Age as a risk factor for VTE has been previously reported in several series of patients undergoing knee arthroscopic surgeries. Oshiba H et al.  found that patients aged ≥30 years have a higher risk of developing VTE. Ye et al.  reported that female patients and those aged 35 years were at a higher risk for VTE, and they recommended routine thromboprophylaxis in these patients. In several studies with large cohorts, Jameson et al.  found that age over 40 years was associated with an increased VTE risk. Forlenza EM et al.  reported risk factors including age ≥ 45, inpatient surgery, chronic obstructive pulmonary disease (COPD), tobacco use and concurrent posterior cruciate ligament (PCL) reconstruction, meniscal transplant and osteochondral allograft. Gaskill et al.  reported an increased odds of VTE in patients aged 35 years and over with a history of nicotine use, anticoagulant use, concomitant high tibial osteotomy (HTO), or concomitant PCL reconstruction. Schmitz et al.  reported that the only significant risk factor for VTE after surgery was age. In our study, logistic regression revealed that age has a tendency to increase the risk of developing VTE following knee arthroscopic surgery, although the difference failed to reach statistical significance. This may be because we excluded those patients who were older than 60 years in this study.
BMI is directly related to obesity and is usually considered an important part of the preoperative assessment. Increasing BMI has been shown to be associated with increased rates of unplanned hospital admissions and postoperative complications following arthroscopic procedures [30,31,32]. In one recently published study with 141,335 patients following arthroscopic surgery , the authors found that the most common complications were DVT (0.27%), and VTE risk factors included being overweight (25.0 ≤ BMI < 30, OR = 1.474) or diabetic with class I obesity (30.0 ≤ BMI < 35, OR = 1.469), which is partially consistent with the characteristics of the ACLR group in our study. In our study, BMI was associated with an OR of 1.151 for VTE (p = 0.054). A statistically significant difference would likely be obtained with an increase in the sample size in future studies.

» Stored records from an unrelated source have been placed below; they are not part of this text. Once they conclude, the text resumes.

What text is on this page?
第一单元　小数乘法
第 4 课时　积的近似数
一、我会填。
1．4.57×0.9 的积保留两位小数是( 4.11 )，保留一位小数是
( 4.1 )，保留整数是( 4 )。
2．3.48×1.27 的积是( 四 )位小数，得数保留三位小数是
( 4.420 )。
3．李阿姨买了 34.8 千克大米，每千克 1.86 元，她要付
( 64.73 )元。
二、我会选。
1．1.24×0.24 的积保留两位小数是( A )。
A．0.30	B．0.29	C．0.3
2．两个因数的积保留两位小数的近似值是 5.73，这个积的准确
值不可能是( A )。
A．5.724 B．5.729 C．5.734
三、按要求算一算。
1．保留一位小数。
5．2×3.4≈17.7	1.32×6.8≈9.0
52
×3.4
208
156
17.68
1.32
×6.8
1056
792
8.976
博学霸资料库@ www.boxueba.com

Our study has some limitations. First, the retrospective design limited our assessment of the true effect of surgical intervention on the risk of VTE. Second, the number of ACLR patients was relatively small. The power analysis showed that a patient number of 100 per group was sufficient to reach a sufficiently narrow CI, but a study with a larger number of patients would increase its clinical importance. In our study, the tendency of ACLR, age and BMI to be associated with an increased risk of VTE was found, so a much larger patient group may strengthen the statistical significance. Third, the incidence of VTE in this study was mainly identified at 2 weeks after surgery by duplex ultrasound. DVT may develop in patients after they are discharged. All patients underwent follow-up for clinical assessments, but asymptomatic DVT may not have been detected. Therefore, the true overall incidence of DVT after ACL reconstruction is probably slightly higher than that shown in this study. Finally, contraceptive and NSAID use in our study by female patients was not recorded, and this may have an overall effect on the final incidence of DVT [22, 34].